MaxViT Base TF 512 Model
Property | Value |
---|---|
Parameter Count | 120M |
Model Type | Image Classification |
License | Apache 2.0 |
Input Resolution | 512x512 |
Top-1 Accuracy | 88.20% |
Paper | MaxViT: Multi-Axis Vision Transformer |
What is maxvit_base_tf_512.in21k_ft_in1k?
This is a MaxViT (Multi-Axis Vision Transformer) base model that combines the strengths of both convolutional neural networks and vision transformers. Initially pretrained on ImageNet-21k and fine-tuned on ImageNet-1k, it represents a significant advancement in vision model architecture by incorporating both local and global processing capabilities.
Implementation Details
The model features a unique architecture that incorporates MBConv blocks with self-attention mechanisms, using both window and grid partitioning schemes. With 120M parameters, it processes images at 512x512 resolution and achieves 88.20% top-1 accuracy on ImageNet-1k.
- Uniform blocks across stages combining MBConv and self-attention
- Dual partitioning scheme with window and grid attention
- 138.02 GMACs computational complexity
- 703.99M activations
Core Capabilities
- High-resolution image classification (512x512)

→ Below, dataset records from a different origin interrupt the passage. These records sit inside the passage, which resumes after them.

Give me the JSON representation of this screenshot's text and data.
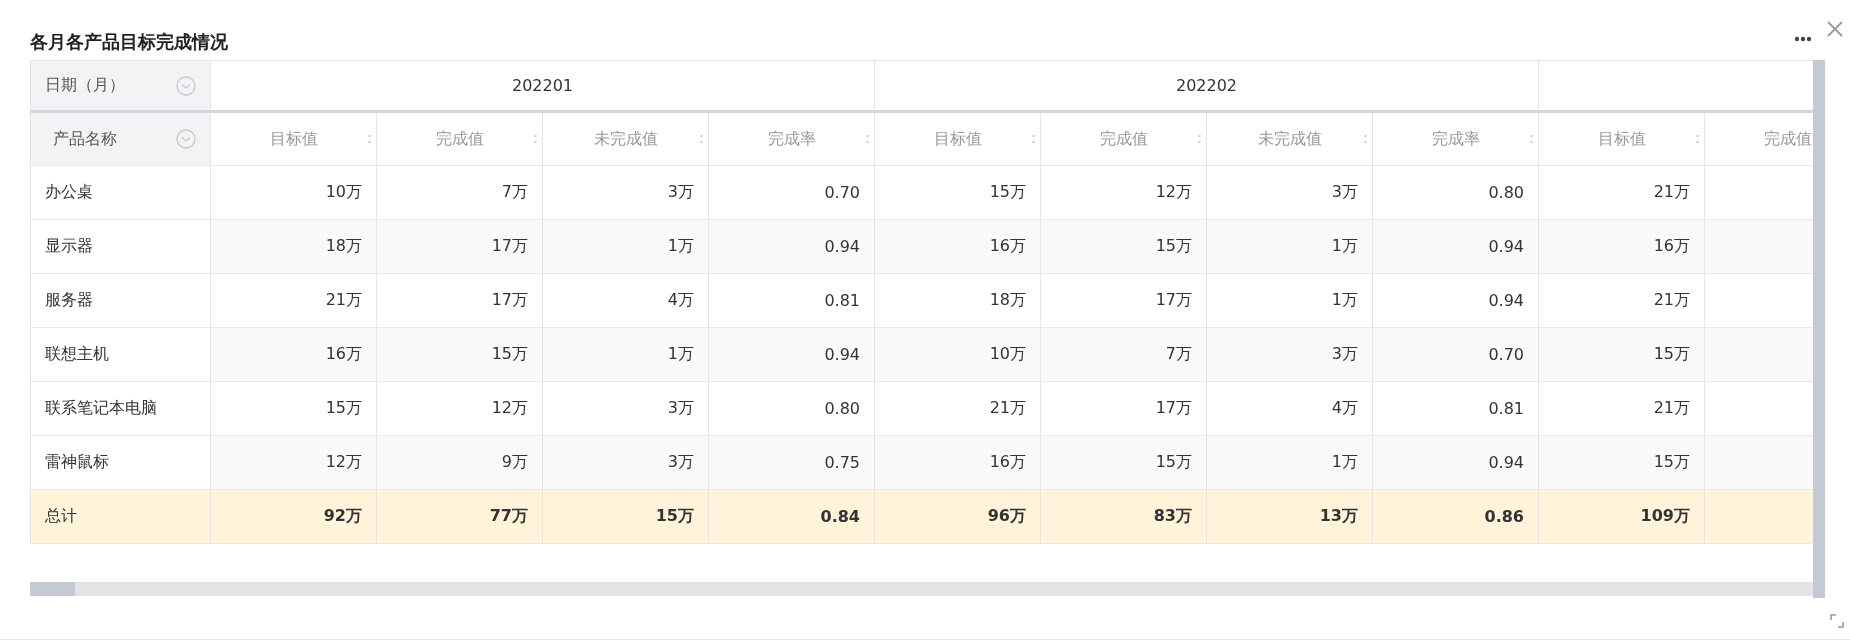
{
  "title": "各月各产品目标完成情况",
  "table": {
    "dimension_labels": [
      "日期（月）",
      "产品名称"
    ],
    "column_groups": [
      {
        "label": "202201",
        "columns": [
          "目标值",
          "完成值",
          "未完成值",
          "完成率"
        ]
      },
      {
        "label": "202202",
        "columns": [
          "目标值",
          "完成值",
          "未完成值",
          "完成率"
        ]
      },
      {
        "columns": [
          "目标值",
          "完成值"
        ]
      }
    ],
    "rows": [
      {
        "name": "办公桌",
        "values": [
          "10万",
          "7万",
          "3万",
          "0.70",
          "15万",
          "12万",
          "3万",
          "0.80",
          "21万"
        ]
      },
      {
        "name": "显示器",
        "values": [
          "18万",
          "17万",
          "1万",
          "0.94",
          "16万",
          "15万",
          "1万",
          "0.94",
          "16万"
        ]
      },
      {
        "name": "服务器",
        "values": [
          "21万",
          "17万",
          "4万",
          "0.81",
          "18万",
          "17万",
          "1万",
          "0.94",
          "21万"
        ]
      },
      {
        "name": "联想主机",
        "values": [
          "16万",
          "15万",
          "1万",
          "0.94",
          "10万",
          "7万",
          "3万",
          "0.70",
          "15万"
        ]
      },
      {
        "name": "联系笔记本电脑",
        "values": [
          "15万",
          "12万",
          "3万",
          "0.80",
          "21万",
          "17万",
          "4万",
          "0.81",
          "21万"
        ]
      },
      {
        "name": "雷神鼠标",
        "values": [
          "12万",
          "9万",
          "3万",
          "0.75",
          "16万",
          "15万",
          "1万",
          "0.94",
          "15万"
        ]
      }
    ],
    "total": {
      "name": "总计",
      "values": [
        "92万",
        "77万",
        "15万",
        "0.84",
        "96万",
        "83万",
        "13万",
        "0.86",
        "109万"
      ]
    }
  }
}
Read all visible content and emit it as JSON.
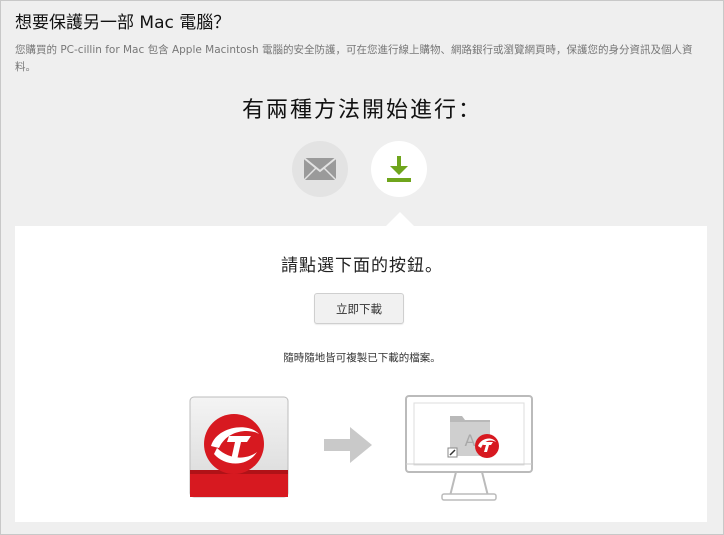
{
  "page": {
    "title": "想要保護另一部 Mac 電腦？",
    "description": "您購買的 PC-cillin for Mac 包含 Apple Macintosh 電腦的安全防護，可在您進行線上購物、網路銀行或瀏覽網頁時，保護您的身分資訊及個人資料。",
    "methods_heading": "有兩種方法開始進行：",
    "instruction": "請點選下面的按鈕。",
    "download_button": "立即下載",
    "note": "隨時隨地皆可複製已下載的檔案。"
  },
  "icons": {
    "email": "envelope-icon",
    "download": "download-icon",
    "app": "trend-micro-app-icon",
    "arrow": "right-arrow-icon",
    "mac": "imac-computer-icon"
  },
  "colors": {
    "brand_red": "#d71920",
    "download_green": "#6fa51c",
    "background": "#efefef"
  }
}
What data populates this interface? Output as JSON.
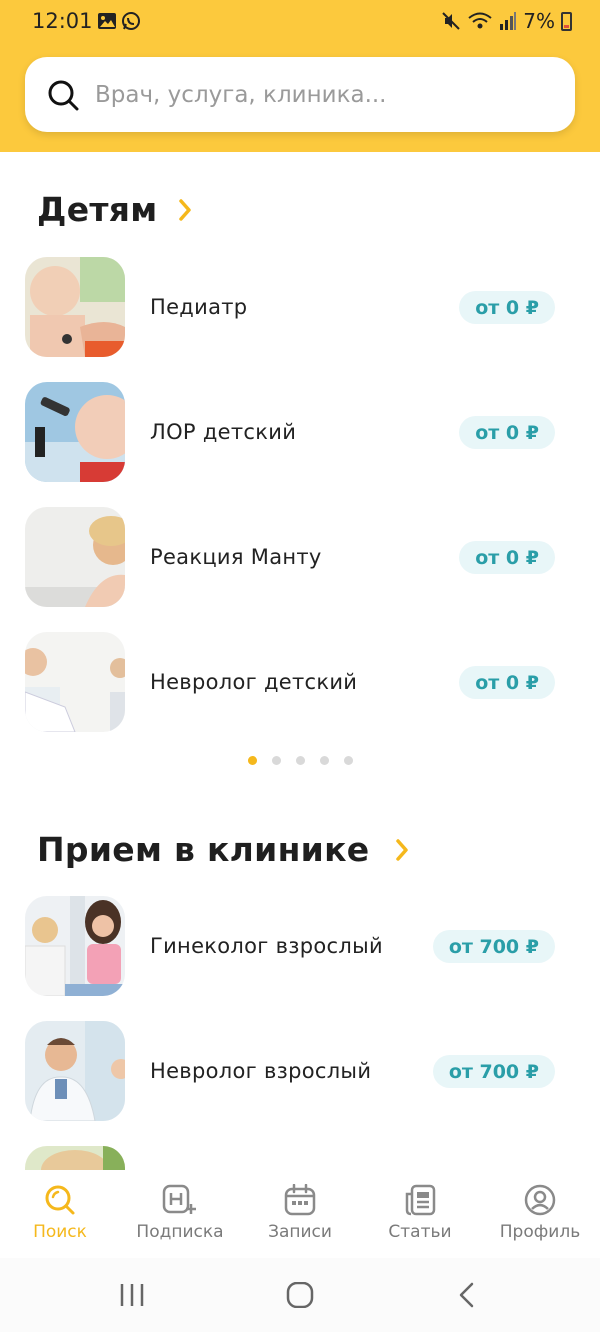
{
  "status_bar": {
    "time": "12:01",
    "battery": "7%"
  },
  "search": {
    "placeholder": "Врач, услуга, клиника..."
  },
  "sections": [
    {
      "title": "Детям",
      "items": [
        {
          "label": "Педиатр",
          "price": "от 0 ₽"
        },
        {
          "label": "ЛОР детский",
          "price": "от 0 ₽"
        },
        {
          "label": "Реакция Манту",
          "price": "от 0 ₽"
        },
        {
          "label": "Невролог детский",
          "price": "от 0 ₽"
        }
      ]
    },
    {
      "title": "Прием в клинике",
      "items": [
        {
          "label": "Гинеколог взрослый",
          "price": "от 700 ₽"
        },
        {
          "label": "Невролог взрослый",
          "price": "от 700 ₽"
        }
      ]
    }
  ],
  "pager": {
    "total": 5,
    "active": 1
  },
  "bottom_nav": [
    {
      "label": "Поиск",
      "icon": "search-icon",
      "active": true
    },
    {
      "label": "Подписка",
      "icon": "hospital-plus-icon",
      "active": false
    },
    {
      "label": "Записи",
      "icon": "calendar-icon",
      "active": false
    },
    {
      "label": "Статьи",
      "icon": "articles-icon",
      "active": false
    },
    {
      "label": "Профиль",
      "icon": "profile-icon",
      "active": false
    }
  ],
  "colors": {
    "accent": "#fcc93d",
    "active_tab": "#f5b81c",
    "price_text": "#2a9ea8",
    "price_bg": "#e8f6f8"
  }
}
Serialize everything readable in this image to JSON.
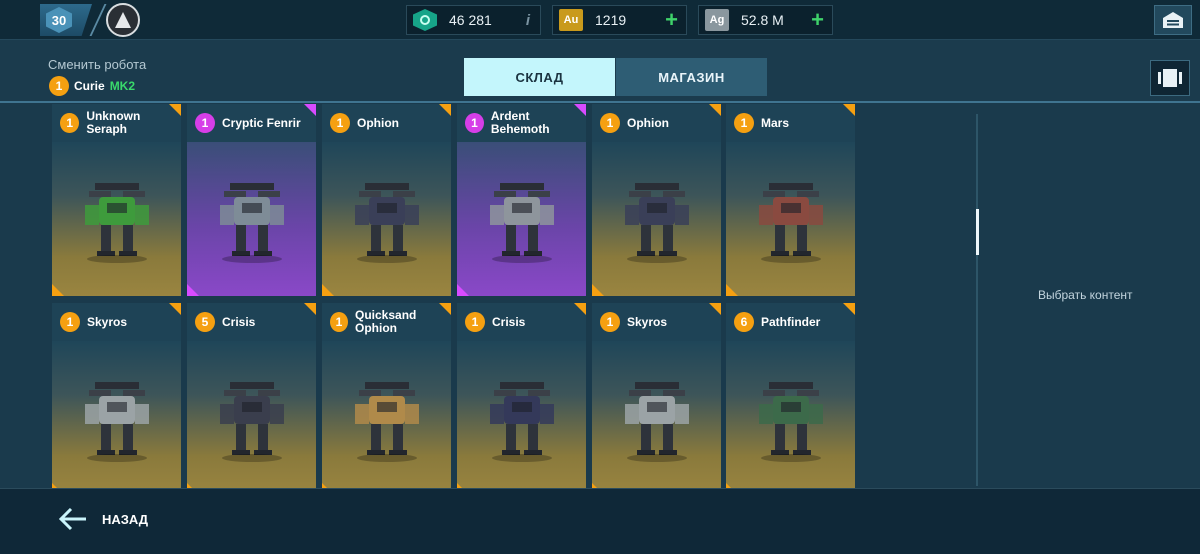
{
  "player": {
    "level": "30"
  },
  "resources": {
    "keys": "46 281",
    "gold": {
      "icon_text": "Au",
      "value": "1219"
    },
    "silver": {
      "icon_text": "Ag",
      "value": "52.8 M"
    },
    "info_label": "i",
    "plus_label": "+"
  },
  "header": {
    "change_robot_label": "Сменить робота",
    "current_robot": {
      "level": "1",
      "name": "Curie",
      "mark": "MK2"
    }
  },
  "tabs": [
    {
      "label": "СКЛАД",
      "active": true
    },
    {
      "label": "МАГАЗИН",
      "active": false
    }
  ],
  "robots": [
    {
      "level": "1",
      "name": "Unknown Seraph",
      "rarity": "gold",
      "color": "#3e9b3c"
    },
    {
      "level": "1",
      "name": "Cryptic Fenrir",
      "rarity": "purple",
      "color": "#7e8c97"
    },
    {
      "level": "1",
      "name": "Ophion",
      "rarity": "gold",
      "color": "#3a3f58"
    },
    {
      "level": "1",
      "name": "Ardent Behemoth",
      "rarity": "purple",
      "color": "#8e959c"
    },
    {
      "level": "1",
      "name": "Ophion",
      "rarity": "gold",
      "color": "#3a3f58"
    },
    {
      "level": "1",
      "name": "Mars",
      "rarity": "gold",
      "color": "#8a4a40"
    },
    {
      "level": "1",
      "name": "Skyros",
      "rarity": "gold",
      "color": "#9ba3a6"
    },
    {
      "level": "5",
      "name": "Crisis",
      "rarity": "gold",
      "color": "#3a3e4d"
    },
    {
      "level": "1",
      "name": "Quicksand Ophion",
      "rarity": "gold",
      "color": "#b08a4a"
    },
    {
      "level": "1",
      "name": "Crisis",
      "rarity": "gold",
      "color": "#34395a"
    },
    {
      "level": "1",
      "name": "Skyros",
      "rarity": "gold",
      "color": "#9ba3a6"
    },
    {
      "level": "6",
      "name": "Pathfinder",
      "rarity": "gold",
      "color": "#3c6a4a"
    }
  ],
  "right_panel": {
    "label": "Выбрать контент"
  },
  "footer": {
    "back_label": "НАЗАД"
  },
  "colors": {
    "accent": "#c4f6fc",
    "gold": "#f5a011",
    "epic": "#d63ee8",
    "green": "#39d96b"
  }
}
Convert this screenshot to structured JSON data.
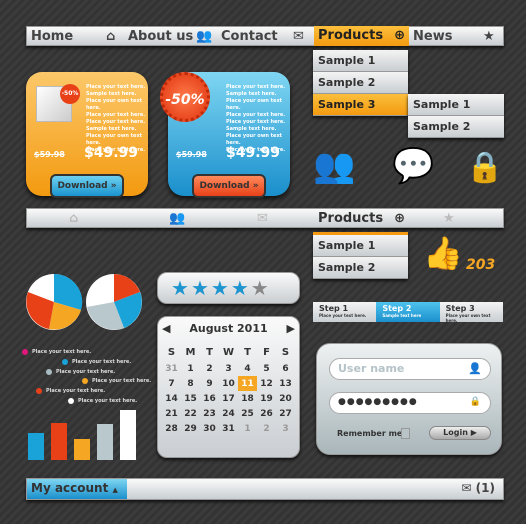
{
  "nav": {
    "home": "Home",
    "about": "About us",
    "contact": "Contact",
    "products": "Products",
    "news": "News"
  },
  "dropdown": [
    "Sample 1",
    "Sample 2",
    "Sample 3"
  ],
  "submenu": [
    "Sample 1",
    "Sample 2"
  ],
  "dropdown2": [
    "Sample 1",
    "Sample 2"
  ],
  "cards": [
    {
      "badge": "-50%",
      "lines": [
        "Place your text here.",
        "Sample text here.",
        "Place your own text here.",
        "Place your text here.",
        "Place your text here.",
        "Sample text here.",
        "Place your own text here.",
        "Place your text here."
      ],
      "old_price": "$59.98",
      "price": "$49.99",
      "button": "Download"
    },
    {
      "badge": "-50%",
      "lines": [
        "Place your text here.",
        "Sample text here.",
        "Place your own text here.",
        "Place your text here.",
        "Place your text here.",
        "Sample text here.",
        "Place your own text here.",
        "Place your text here."
      ],
      "old_price": "$59.98",
      "price": "$49.99",
      "button": "Download"
    }
  ],
  "likes": "203",
  "rating": {
    "value": 4,
    "max": 5
  },
  "calendar": {
    "title": "August 2011",
    "days": [
      "S",
      "M",
      "T",
      "W",
      "T",
      "F",
      "S"
    ],
    "weeks": [
      [
        "31",
        "1",
        "2",
        "3",
        "4",
        "5",
        "6"
      ],
      [
        "7",
        "8",
        "9",
        "10",
        "11",
        "12",
        "13"
      ],
      [
        "14",
        "15",
        "16",
        "17",
        "18",
        "19",
        "20"
      ],
      [
        "21",
        "22",
        "23",
        "24",
        "25",
        "26",
        "27"
      ],
      [
        "28",
        "29",
        "30",
        "31",
        "1",
        "2",
        "3"
      ]
    ],
    "selected": "11"
  },
  "steps": [
    {
      "title": "Step 1",
      "sub": "Place your text here."
    },
    {
      "title": "Step 2",
      "sub": "Sample text here"
    },
    {
      "title": "Step 3",
      "sub": "Place your own text here."
    }
  ],
  "login": {
    "username_placeholder": "User name",
    "password": "●●●●●●●●●",
    "remember": "Remember me",
    "button": "Login"
  },
  "legend": [
    {
      "label": "Place your text here.",
      "color": "#e0177a"
    },
    {
      "label": "Place your text here.",
      "color": "#1aa3d8"
    },
    {
      "label": "Place your text here.",
      "color": "#a9bcc3"
    },
    {
      "label": "Place your text here.",
      "color": "#f5a623"
    },
    {
      "label": "Place your text here.",
      "color": "#e84118"
    },
    {
      "label": "Place your text here.",
      "color": "#ffffff"
    }
  ],
  "bar_chart": {
    "values": [
      55,
      75,
      42,
      72,
      100
    ],
    "colors": [
      "#1aa3d8",
      "#e84118",
      "#f5a623",
      "#b9c8cc",
      "#ffffff"
    ]
  },
  "footer": {
    "account": "My account",
    "messages": "(1)"
  },
  "colors": {
    "accent": "#f39a10",
    "blue": "#1e95cf",
    "red": "#e84118"
  }
}
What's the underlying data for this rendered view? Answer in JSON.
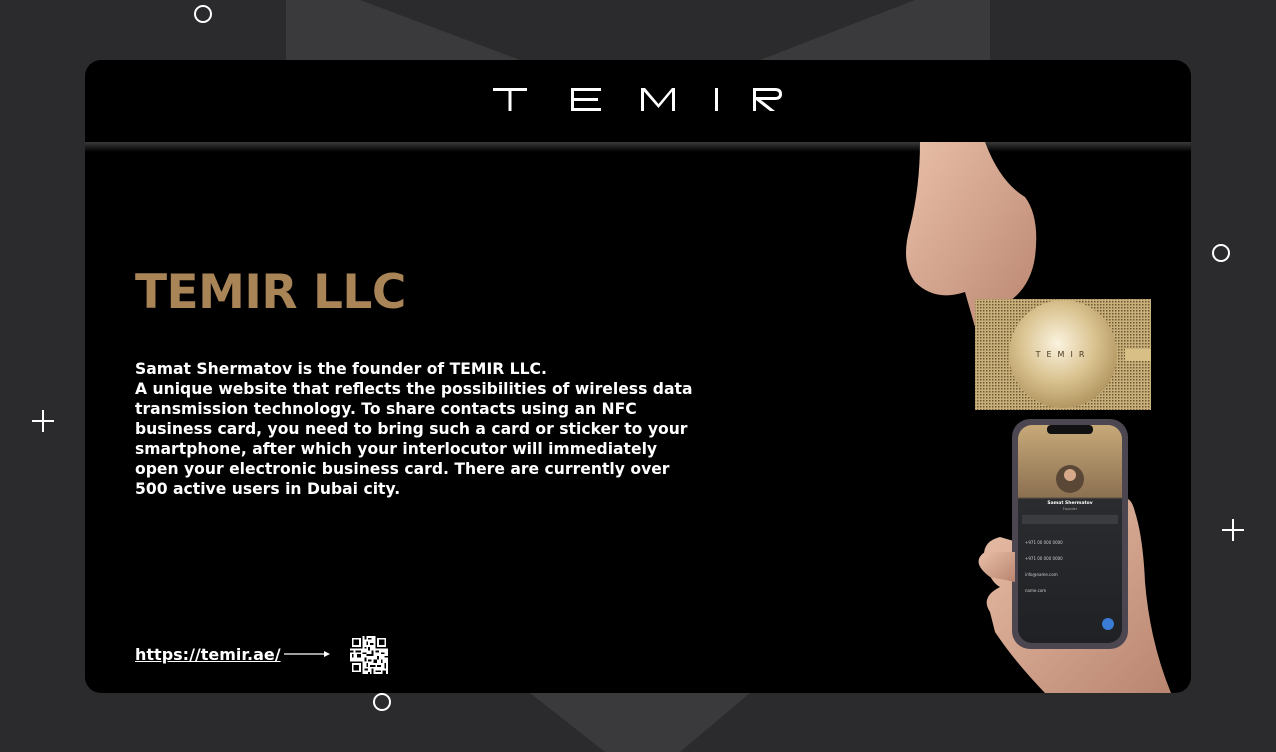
{
  "brand": {
    "logo_text": "TEMIR",
    "card_logo_text": "TEMIR"
  },
  "company": {
    "title": "TEMIR LLC"
  },
  "description": {
    "intro": "Samat Shermatov is the founder of TEMIR LLC.",
    "body": "A unique website that reflects the possibilities of wireless data transmission technology. To share contacts using an NFC business card, you need to bring such a card or sticker to your smartphone, after which your interlocutor will immediately open your electronic business card. There are currently over 500 active users in Dubai city."
  },
  "website": {
    "url_text": "https://temir.ae/"
  },
  "phone_screen": {
    "name": "Samat Shermatov",
    "role": "Founder",
    "fields": [
      "+971 00 000 0000",
      "+971 00 000 0000",
      "info@name.com",
      "name.com"
    ]
  },
  "colors": {
    "background": "#2b2b2d",
    "card": "#000000",
    "accent_gold": "#a98457",
    "text": "#ffffff"
  },
  "icons": [
    "ring-decoration",
    "plus-decoration",
    "arrow-right-icon",
    "qr-code-icon"
  ]
}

- Feature extraction capabilities
- Efficient processing with balanced local-global attention
- Strong performance on complex visual tasks
Frequently Asked Questions
Q: What makes this model unique?
This model uniquely combines MBConv blocks with dual-attention mechanisms, allowing it to process both local and global image features effectively. Its pre-training on ImageNet-21k followed by ImageNet-1k fine-tuning gives it robust feature recognition capabilities.
Q: What are the recommended use cases?
The model is particularly well-suited for high-resolution image classification tasks, feature extraction, and as a backbone for downstream computer vision tasks. Its 512x512 resolution makes it ideal for applications requiring detailed image analysis.